There’s a statement regarding my love for John Mayall’s early work with the Bluesbreakers (especially the band that cut "A Hard Road", with Peter Green on guitar) in the liner notes for my CD The Second Act of Free Being. This piece expands on that statement.

When I think about Mayall, it’s not his harp work that I think about most. It’s his great singing, his moody, shifting organ playing, the great sound his bands had, and the very personal chord changes he put into his songs. Mayall’s blues are unique, often darkly beautiful and moving. I hear the choruses and guitar licks from "Top of the Hill" and "Roxanne" (Mayall’s version, not Sting’s: “Roxanne will always be my friend, and that’s the way I keep her love”) in my head all the time. "The Supernatural" is one of the greatest ballads I ever heard, and I have tried to emulate Peter Green’s guitar sound and feel on the harmonica on any number of occasions. My own piece “The Longing” from The Act of Being Free in One Act was inspired by “The Supernatural,” long after I first heard it in my mid-teens.

Mayall knew how to pick his players. That’s a talent in itself, one that many otherwise talented players lack. Mayall was consistently able to identify and recruit the best (English) blues talent of his generation. Notwithstanding the extraordinary talent that surrounded him, Mayall’s bands reflect his sensibilities first and foremost. He used his players effectively to advance his own vision, the mark of a real band leader, and he helped his players grow by doing so.

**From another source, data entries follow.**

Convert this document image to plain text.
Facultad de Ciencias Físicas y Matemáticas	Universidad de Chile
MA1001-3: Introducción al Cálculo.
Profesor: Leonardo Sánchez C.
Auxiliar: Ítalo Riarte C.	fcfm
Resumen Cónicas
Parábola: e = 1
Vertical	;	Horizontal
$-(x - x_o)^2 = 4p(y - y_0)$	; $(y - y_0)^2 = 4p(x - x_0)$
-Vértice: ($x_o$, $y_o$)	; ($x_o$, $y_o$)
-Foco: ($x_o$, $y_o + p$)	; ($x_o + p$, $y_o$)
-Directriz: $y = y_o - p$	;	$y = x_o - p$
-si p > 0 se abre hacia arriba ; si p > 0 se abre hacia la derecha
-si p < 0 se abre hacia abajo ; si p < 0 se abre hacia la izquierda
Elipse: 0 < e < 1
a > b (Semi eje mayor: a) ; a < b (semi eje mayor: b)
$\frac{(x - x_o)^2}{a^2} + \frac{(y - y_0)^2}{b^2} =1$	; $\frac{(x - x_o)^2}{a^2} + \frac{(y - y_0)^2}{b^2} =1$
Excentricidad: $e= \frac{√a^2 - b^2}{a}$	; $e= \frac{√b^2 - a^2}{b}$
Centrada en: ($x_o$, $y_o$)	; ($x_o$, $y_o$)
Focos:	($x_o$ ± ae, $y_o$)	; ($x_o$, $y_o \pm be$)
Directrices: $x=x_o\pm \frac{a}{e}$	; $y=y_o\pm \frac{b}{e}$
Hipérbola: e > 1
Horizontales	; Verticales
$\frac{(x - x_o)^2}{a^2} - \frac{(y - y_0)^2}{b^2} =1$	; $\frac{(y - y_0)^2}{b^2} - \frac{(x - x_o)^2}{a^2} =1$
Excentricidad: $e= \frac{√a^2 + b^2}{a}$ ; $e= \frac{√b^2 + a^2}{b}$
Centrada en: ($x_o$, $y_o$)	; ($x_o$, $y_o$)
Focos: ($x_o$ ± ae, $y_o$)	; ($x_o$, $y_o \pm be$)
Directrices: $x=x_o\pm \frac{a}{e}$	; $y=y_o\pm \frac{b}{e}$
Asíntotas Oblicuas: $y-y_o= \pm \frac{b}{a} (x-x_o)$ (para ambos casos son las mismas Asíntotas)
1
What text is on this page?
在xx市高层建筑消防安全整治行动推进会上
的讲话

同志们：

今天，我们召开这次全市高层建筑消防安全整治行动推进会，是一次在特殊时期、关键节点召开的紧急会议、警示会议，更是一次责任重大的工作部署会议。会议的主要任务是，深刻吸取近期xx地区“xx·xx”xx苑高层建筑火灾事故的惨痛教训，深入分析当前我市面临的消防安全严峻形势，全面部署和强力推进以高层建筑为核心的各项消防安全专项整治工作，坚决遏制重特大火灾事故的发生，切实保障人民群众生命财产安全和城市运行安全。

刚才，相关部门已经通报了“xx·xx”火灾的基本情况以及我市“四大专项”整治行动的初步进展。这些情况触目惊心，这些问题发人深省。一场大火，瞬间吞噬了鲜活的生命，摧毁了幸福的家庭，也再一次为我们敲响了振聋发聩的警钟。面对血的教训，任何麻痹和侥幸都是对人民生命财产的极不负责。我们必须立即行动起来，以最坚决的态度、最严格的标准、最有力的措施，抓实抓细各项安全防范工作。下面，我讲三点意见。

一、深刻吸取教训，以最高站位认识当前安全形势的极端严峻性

It’s reasonable to propose that players whose work ends up being heard by lots of people will prove to be influential players. (This is true regardless of whether or not one thinks the work itself is outstanding.) Trent Reznor has stated in interviews that he was heavily influenced in his early years by Kiss, for example. The harmonica solo on the Doobie Brothers’s hit “Slow Train Comin’” has been heard by millions of people, and some of those people tried to play it note-for-note themselves. If "players who have changed harp history” means "players whose records were listened to by lots of other players" then Mayall should definitely be included; "Room to Move" was one of the most-played harmonica records to appear on the radio in the 1960s. Notwithstanding that success, Mayall had the guts to move on. You can hear him admonish a member of the audience who requested “Room to Move” on the live album he made with his Jazz-Blues Fusion band. “Nah, that’s all in the past,” Mayall says, and adds “What did you think, you were going to hear a bunch of old records or something?” Mayall had enough guts to tell you what he was really thinking and feeling in his lyrics, his liner notes (check out “Stone Canyon Blues”), and in every other way.

The term “artist” is drastically overused in our era. The seriousness of his commitment and the quality of his work qualifies Mayall as the real thing. He’s worth hearing more than once.